A series of P-chiral biaryl phosphonates were efficiently synthesized from diaryl 2-bromo arylphosphonates in high yields (up to 92%) and good enantioselectivities (up to 88% ee) through a palladium-catalyzed asymmetric cyclization with a novel P-chiral biaryl monophosphorus ligand. The P-chiral biaryl phosphonate can be rapidly transformed to both antipodes of a P-chiral dialkyl biaryl monophosphorus structure. The method provides a convenient access to various P-chiral biaryl monophosphines.


Since Knowles first introduced P-chiral phosphines CAMP and DIPAMP for rhodium-catalyzed asymmetric hydrogenation almost half a century ago,1P-chiral phosphorus ligands have played significant roles in the rapid development of the asymmetric catalysis area.2 Efficient construction of P-chiral phosphorus compounds has become a hot subject of research.3 Various efficient methods were developed including chemical resolutions,4 asymmetric synthesis by using chiral auxiliaries or reagents,5 and recently catalytic asymmetric methods.6 Because of the increasing applications of P-chiral biaryl monophosphorus ligands in organic synthesis,7 we propose to develop a general and efficient synthetic method for P-chiral biaryl monophosphorus ligands from a P-chiral biaryl phosphonate A through two consecutive stereospecific substitutions at the phosphorus center (Fig. 1). The challenge is whether the P-chiral biaryl phosphonate A can be efficiently synthesized from the readily accessible ortho-bromo arylphosphonate B through an enantioselective palladium-catalyzed desymmetric intramolecular cyclization.8 Herein we disclose our study on this asymmetric cyclization and its transformations toward P-chiral biaryl monophosphorus ligands.
image file: c5qo00142k-f1.tif
Fig. 1 A new strategy for the synthesis of P-chiral biaryl monophosphorus ligands.

We chose diphenyl(2-bromophenyl)phosphonate (1a) as the substrate for study.
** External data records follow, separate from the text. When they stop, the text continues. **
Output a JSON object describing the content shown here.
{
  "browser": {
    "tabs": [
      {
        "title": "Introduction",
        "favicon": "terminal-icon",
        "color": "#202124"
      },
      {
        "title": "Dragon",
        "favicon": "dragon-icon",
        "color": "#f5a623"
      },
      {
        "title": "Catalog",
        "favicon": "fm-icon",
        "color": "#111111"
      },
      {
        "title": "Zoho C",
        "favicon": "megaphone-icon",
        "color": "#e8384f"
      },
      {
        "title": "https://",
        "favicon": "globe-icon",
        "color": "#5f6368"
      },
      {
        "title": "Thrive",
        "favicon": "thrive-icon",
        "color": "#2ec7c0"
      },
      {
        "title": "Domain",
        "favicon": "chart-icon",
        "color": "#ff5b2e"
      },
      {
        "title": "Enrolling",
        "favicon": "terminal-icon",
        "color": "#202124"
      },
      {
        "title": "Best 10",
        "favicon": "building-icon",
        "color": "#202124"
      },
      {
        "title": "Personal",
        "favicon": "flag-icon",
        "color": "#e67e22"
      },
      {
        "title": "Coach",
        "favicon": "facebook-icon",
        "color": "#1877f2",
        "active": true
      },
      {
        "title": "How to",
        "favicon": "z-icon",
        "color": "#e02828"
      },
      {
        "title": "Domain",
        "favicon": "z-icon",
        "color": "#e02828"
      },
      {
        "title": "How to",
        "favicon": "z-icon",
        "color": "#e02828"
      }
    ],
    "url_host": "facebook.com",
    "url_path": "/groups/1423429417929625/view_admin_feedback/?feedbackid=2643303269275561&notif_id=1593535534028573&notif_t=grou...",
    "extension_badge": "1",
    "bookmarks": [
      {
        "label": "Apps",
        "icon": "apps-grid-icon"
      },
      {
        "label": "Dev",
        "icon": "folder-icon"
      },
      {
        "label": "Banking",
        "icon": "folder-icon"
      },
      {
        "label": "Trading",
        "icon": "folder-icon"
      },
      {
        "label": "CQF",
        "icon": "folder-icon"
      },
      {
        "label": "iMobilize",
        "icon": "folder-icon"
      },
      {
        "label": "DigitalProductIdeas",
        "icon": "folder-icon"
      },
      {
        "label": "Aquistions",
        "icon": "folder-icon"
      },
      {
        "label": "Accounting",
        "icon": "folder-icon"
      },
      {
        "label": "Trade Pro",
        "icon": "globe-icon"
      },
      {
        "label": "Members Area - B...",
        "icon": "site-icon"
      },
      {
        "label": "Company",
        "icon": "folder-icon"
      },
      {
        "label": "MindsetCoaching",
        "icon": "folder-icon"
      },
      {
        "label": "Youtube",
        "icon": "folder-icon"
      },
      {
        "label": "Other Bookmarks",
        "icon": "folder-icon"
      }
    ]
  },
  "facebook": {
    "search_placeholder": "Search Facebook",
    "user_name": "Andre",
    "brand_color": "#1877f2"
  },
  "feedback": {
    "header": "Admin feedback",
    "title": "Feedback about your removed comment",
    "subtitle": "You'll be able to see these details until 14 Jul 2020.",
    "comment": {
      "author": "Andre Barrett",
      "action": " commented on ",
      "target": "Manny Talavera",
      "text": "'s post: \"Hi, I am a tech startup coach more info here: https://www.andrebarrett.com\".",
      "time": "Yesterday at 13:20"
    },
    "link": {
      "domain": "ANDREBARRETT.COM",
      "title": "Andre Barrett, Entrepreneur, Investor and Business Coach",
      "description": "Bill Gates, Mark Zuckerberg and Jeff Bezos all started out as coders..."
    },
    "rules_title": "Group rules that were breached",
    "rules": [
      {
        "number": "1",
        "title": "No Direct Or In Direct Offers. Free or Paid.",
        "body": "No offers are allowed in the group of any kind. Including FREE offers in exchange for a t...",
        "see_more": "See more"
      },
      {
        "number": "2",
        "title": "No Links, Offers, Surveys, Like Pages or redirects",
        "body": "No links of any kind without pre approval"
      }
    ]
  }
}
As shown in Table 1, the palladium-catalyzed asymmetric cyclization of 1a proceeded smoothly at 80 °C in toluene with KOAc as the base to afford the cyclization product 1b in excellent yields in the presence of a P-chiral monophosphorus ligand. Among the several P-chiral biaryl monophosphorus ligands employed (entries 1–5),9 the newly developed ligand L3 with a tetrahydrobenzodifuran moiety provided an excellent yield (93%) and a good enantioselectivity (77% ee) with potassium acetate as the base. Apparently, the substituents on the low aryl ring of the P-chiral biaryl ligands exert significant influence on the enantioselectivity. Moderate ees were achieved with acyclic or cyclic alkoxy moieties such as methoxy substituents, furans and dioxolanes (entries 1, 3 and 4). In contrast, AntPhos (L5) proved to be ineffective (entry 5). Ligand L2 with a methyl group at the 2 position of the oxophosphole ring also provided a diminished ee (entry 2). When L3 was employed for further optimization, a dramatic base effect was observed. A more hindered base KOPiv afforded an inferior yield and ee value (entry 6). Meanwhile, 1-AdCOOK could provide comparable enantioselectivity to KOAc but with lower yield (entry 7). When PhCOOK was employed as a base, a higher ee value (88%) was achieved, albeit with a low yield (34%, entry 8). The low yield could be largely due to its relatively weak basicity. We thus employed PhCH2COOK as the base. Although the cyclization yield was comparable to that with KOAc, its enantioselectivity was slightly inferior (entry 9). With Ph2CHCOOK as the base, we obtained a similar yield to that with KOAc, but with a slightly better ee value (entry 10). When the reaction temperature was reduced to 70 °C, the ee value of 1b was improved to 82% (entry 11). Change of the solvent to cyclohexane, 1,4-dioxane, THF, and 1,2-dichloroethane (DCE) did not enhance the enantioselectivity (entries 12–15). When the mole ratio of Pd/L3 increased from 1/1.2 to 1/2 (4 mol% Pd), a better ee value (88%) was achieved along with an acceptable yield (entry 16). Other bases were also tested, but no further improvement of the ee value was achieved.10

Table 1 Intramolecular asymmetric cyclization of diphenyl(2-bromophenyl)phosphonate (1a)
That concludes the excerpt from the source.